Desde 2012, nenhum jogador se assumiu abertamente como homossexual

A homossexualidade continua a ser um “não assunto” no desporto-rei. Até agora, poucos jogadores vieram a público e, quando o fizeram, foi depois de darem o último pontapé na bola. No entanto, o exemplo mais mediático foi o de Justin Fashanu. O atleta serviu de montra para mostrar como o futebol “estava” pouco preparado para lidar com as escolhas sexuais dos atletas. Até agora, foi o único atleta da principal liga de futebol inglesa a assumir-se como homossexual, enquanto jogador. Oito anos depois de quebrar barreiras, Fashanu suicidou-se.

Com passagens por históricos clubes de Inglaterra como o Norwich City, Nottingham Forest, Southampton, Manchester City e West Ham, foi o primeiro e último jogador a ter coragem de enfrentar o mundo e contar a sua história. Em 1981, era o jogador afro-britânico mais caro da Premier League. O mundo ficou em choque depois de revelar a sua preferência sexual a um jornal, em 1990.

Justin Fashanu

Sem a aceitação dos colegas de profissão e do próprio irmão, Justin jamais recuperou o bom futebol. Passou por 11 equipas diferentes desde que se assumiu publicamente. Na imprensa e entre os adeptos, a vida fora do campo do único homossexual assumido do futebol inglês era mais importante do que falar do seu talento.

Justin viria a ter sua vida exposta outras vezes no The Sun. Numa das vezes, foi alvo de boatos sobre uma suposta relação com um deputado casado. A história nunca se confirmou.

Longe de Inglaterra desde 1993, encerrou a carreira em 1997, tornando-se treinador em Maryland, nos Estados Unidos. No entanto, em fevereiro de 1998, foi acusado de violação por um jovem de 17 anos, após uma festa. Mesmo que a história não se confirmasse, o episódio colocaria Justin em apuros, já que atos homossexuais eram ilegais na época no estado americano. Com receio de ser preso noutro país, fugiu para Inglaterra.

Em 2 de maio de 1998, dois meses depois da denúncia, Justin Fashanu foi encontrado morto numa garagem no leste de Londres. A causa foi suicídio. Na última carta que escreveu, dizia o seguinte:

“Percebi que já tinha sido considerado culpado. Não quero mais ser uma vergonha para a minha família e para os meus amigos. Ser gay e famoso é muito difícil, mas não posso reclamar disso. Queria dizer que não agredi sexualmente o jovem. Ele teve sexo consensual comigo (…) Porque é que eu fugi? Bom, a Justiça nem sempre é justa. Senti que não teria um julgamento justo por causa da minha homossexualidade”

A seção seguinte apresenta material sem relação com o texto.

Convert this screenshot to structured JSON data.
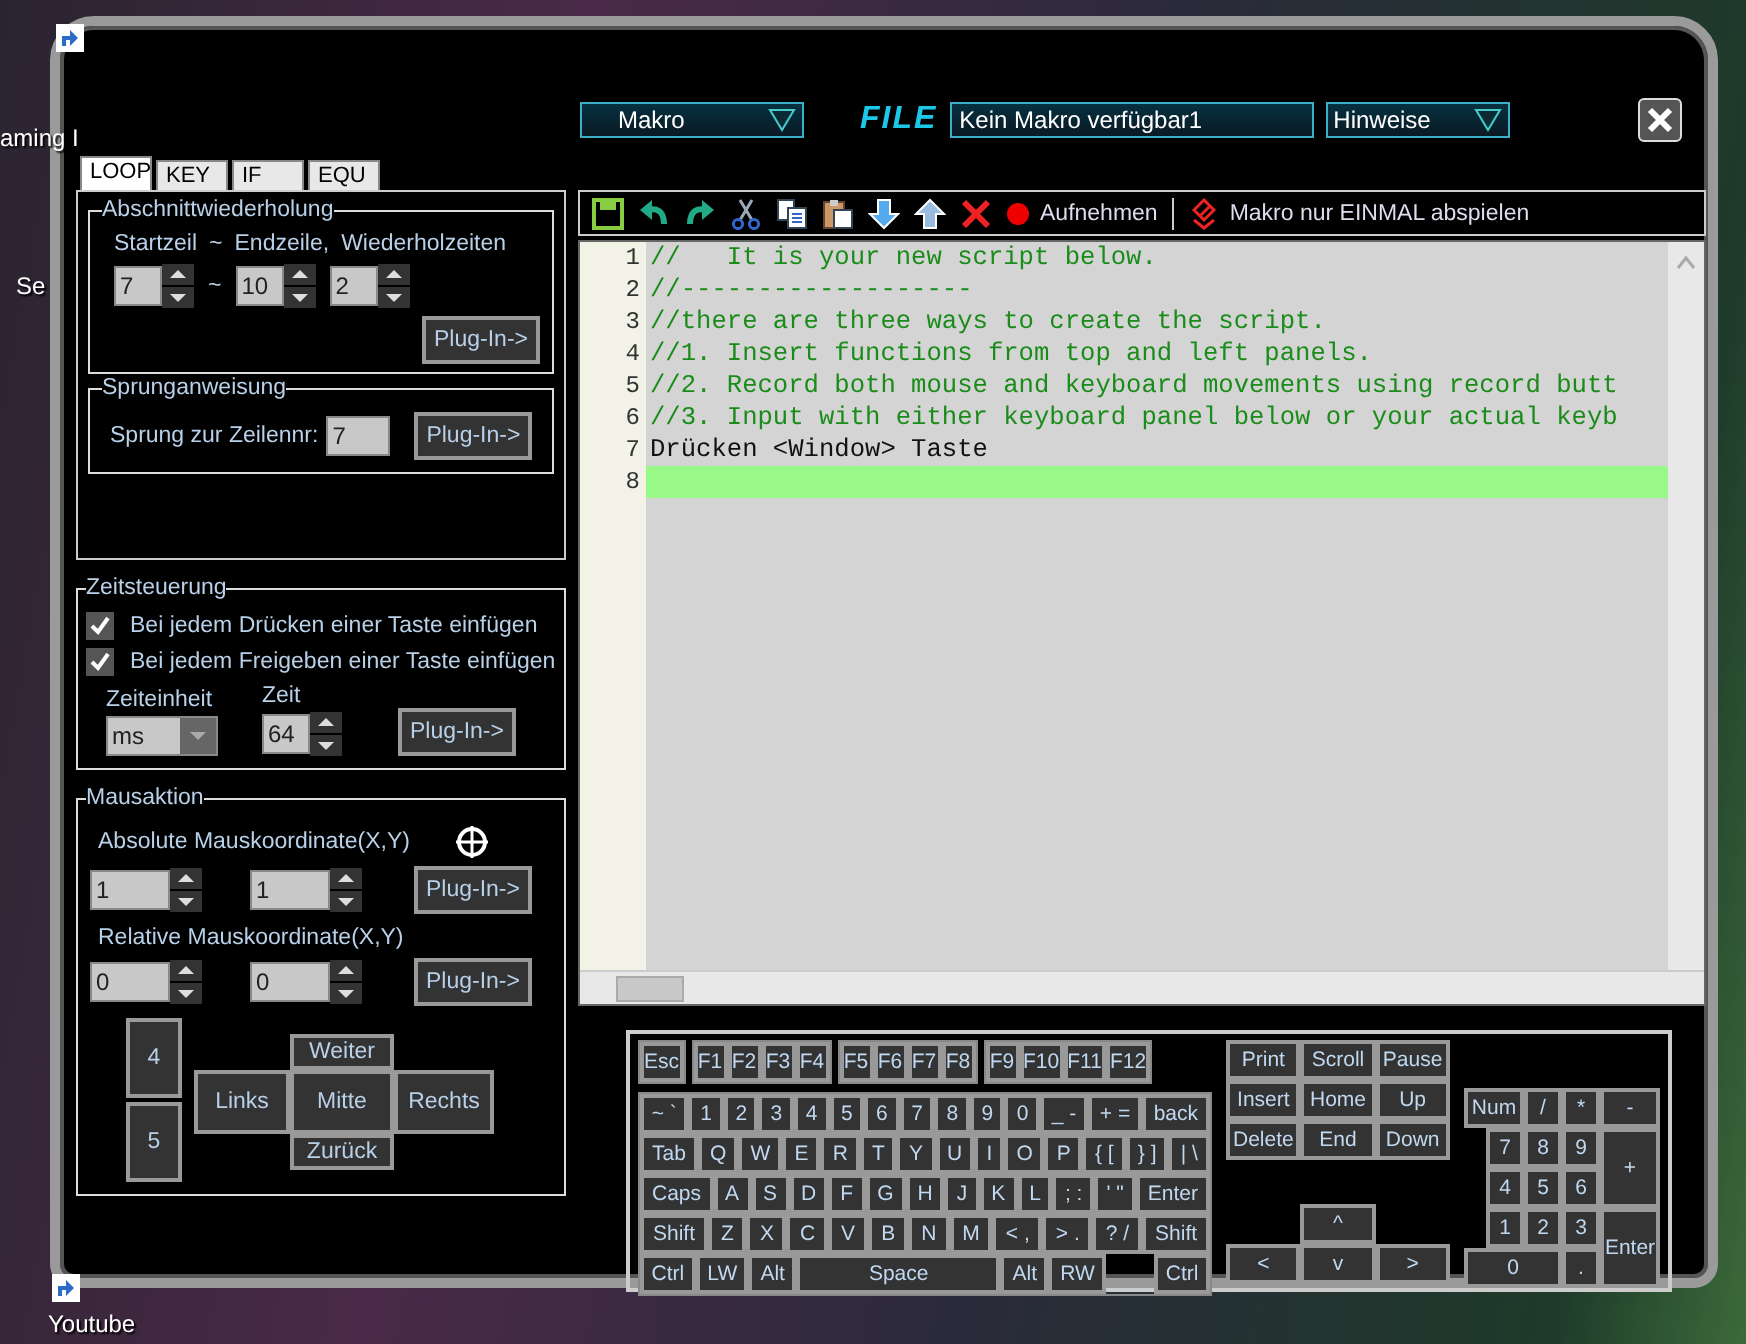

Justin Fashanu suicidou-se com apenas 37 anos de idade, oito anos depois de ter assumido. Três décadas depois, em 2020, mantem-se como o único jogador das principais ligas europeias a assumir-se enquanto atleta.

Thomas Hitzlsperger

Outro caso mediático foi o de Thomas Hitzlsperger, o médio internacional alemão anunciou em 2014, depois de se retirar do futebol. Numa entrevista à Deutsche Welle, disse não conhecer pessoalmente nenhum jogador que seja homossexual. Questionado sobre a possibilidade de outros atletas assumirem a sua sexualidade enquanto jogam, Hitzlsperger acredita que “é possível e que certamente vai acontecer um dia”. Mas o dia tarda a vir…

O The Sun partilhou uma carta de um jogador anónimo da Premier League dia 11 de julho, onde confessa ser gay, mas ter medo de revelar a sua identidade. O jogador foi apoiado precisamente pela fundação Justin Fashanu, administrada pela sobrinha do falecido jogador, Amal Fashanu.

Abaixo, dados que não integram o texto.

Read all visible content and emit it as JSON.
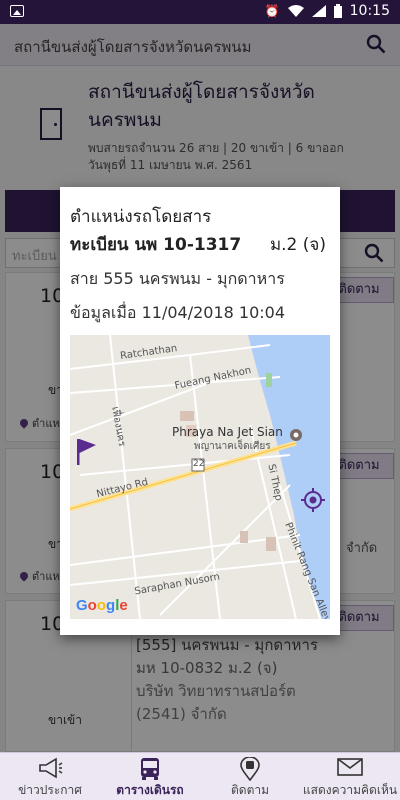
{
  "status_bar": {
    "time": "10:15",
    "icons": [
      "image-icon",
      "alarm-icon",
      "wifi-icon",
      "signal-icon",
      "battery-icon"
    ]
  },
  "header": {
    "search_text": "สถานีขนส่งผู้โดยสารจังหวัดนครพนม"
  },
  "station": {
    "title": "สถานีขนส่งผู้โดยสารจังหวัดนครพนม",
    "summary": "พบสายรถจำนวน 26 สาย | 20 ขาเข้า | 6 ขาออก",
    "date": "วันพุธที่ 11 เมษายน พ.ศ. 2561"
  },
  "filter": {
    "placeholder": "ทะเบียน"
  },
  "rows": [
    {
      "num": "10",
      "direction": "ขาเข้า",
      "location": "ตำแหน่ง",
      "tag": "ติดตาม"
    },
    {
      "num": "10",
      "direction": "ขาเข้า",
      "location": "ตำแหน่ง",
      "tag": "ติดตาม",
      "company_tail": "จำกัด"
    },
    {
      "num": "10",
      "direction": "ขาเข้า",
      "tag": "ติดตาม",
      "detail_line1": "[555] นครพนม - มุกดาหาร",
      "detail_line2": "มห 10-0832          ม.2 (จ)",
      "detail_line3": "บริษัท วิทยาทรานสปอร์ต",
      "detail_line4": "(2541) จำกัด"
    }
  ],
  "dialog": {
    "title": "ตำแหน่งรถโดยสาร",
    "plate": "ทะเบียน นพ 10-1317",
    "class": "ม.2 (จ)",
    "route": "สาย 555 นครพนม - มุกดาหาร",
    "updated": "ข้อมูลเมื่อ 11/04/2018 10:04",
    "map": {
      "labels": [
        "Ratchathan",
        "Fueang Nakhon",
        "Nittayo Rd",
        "Si Thep",
        "Saraphan Nusorn",
        "Phinit Rang San Alley",
        "เฟื่องนคร",
        "22"
      ],
      "poi_name": "Phraya Na Jet Sian",
      "poi_name_th": "พญานาคเจ็ดเศียร",
      "attribution": [
        "G",
        "o",
        "o",
        "g",
        "l",
        "e"
      ],
      "water_color": "#aecdf7",
      "marker_color": "#5b2c90"
    }
  },
  "bottom_nav": {
    "items": [
      {
        "label": "ข่าวประกาศ",
        "icon": "megaphone-icon"
      },
      {
        "label": "ตารางเดินรถ",
        "icon": "bus-icon"
      },
      {
        "label": "ติดตาม",
        "icon": "bus-location-icon"
      },
      {
        "label": "แสดงความคิดเห็น",
        "icon": "envelope-icon"
      }
    ],
    "active_index": 1
  },
  "colors": {
    "brand": "#3a2359",
    "status_bar": "#25143a"
  }
}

Amal, com 31 anos de idade, criou a fundação com o objetivo de mitigar a homofobia e o racismo no futebol, enquanto sensibiliza para os problemas mentais que podem decorrer da não aceitação da natureza sexual do atleta. A fundação já ajudou sete futebolistas, inclusive duas estrelas da Premier League, que são gays ou bissexuais secretamente.

Na carta enviada pelo jogador da Premier League, pode ler-se: “Sou homossexual. Escrever isto na carta já é um grande passo para mim. Apenas alguns membros da minha família e um grupo seletivo de amigos sabem que sou. Não me sinto preparado para partilhar com a minha equipa ou com o treinador. É difícil.”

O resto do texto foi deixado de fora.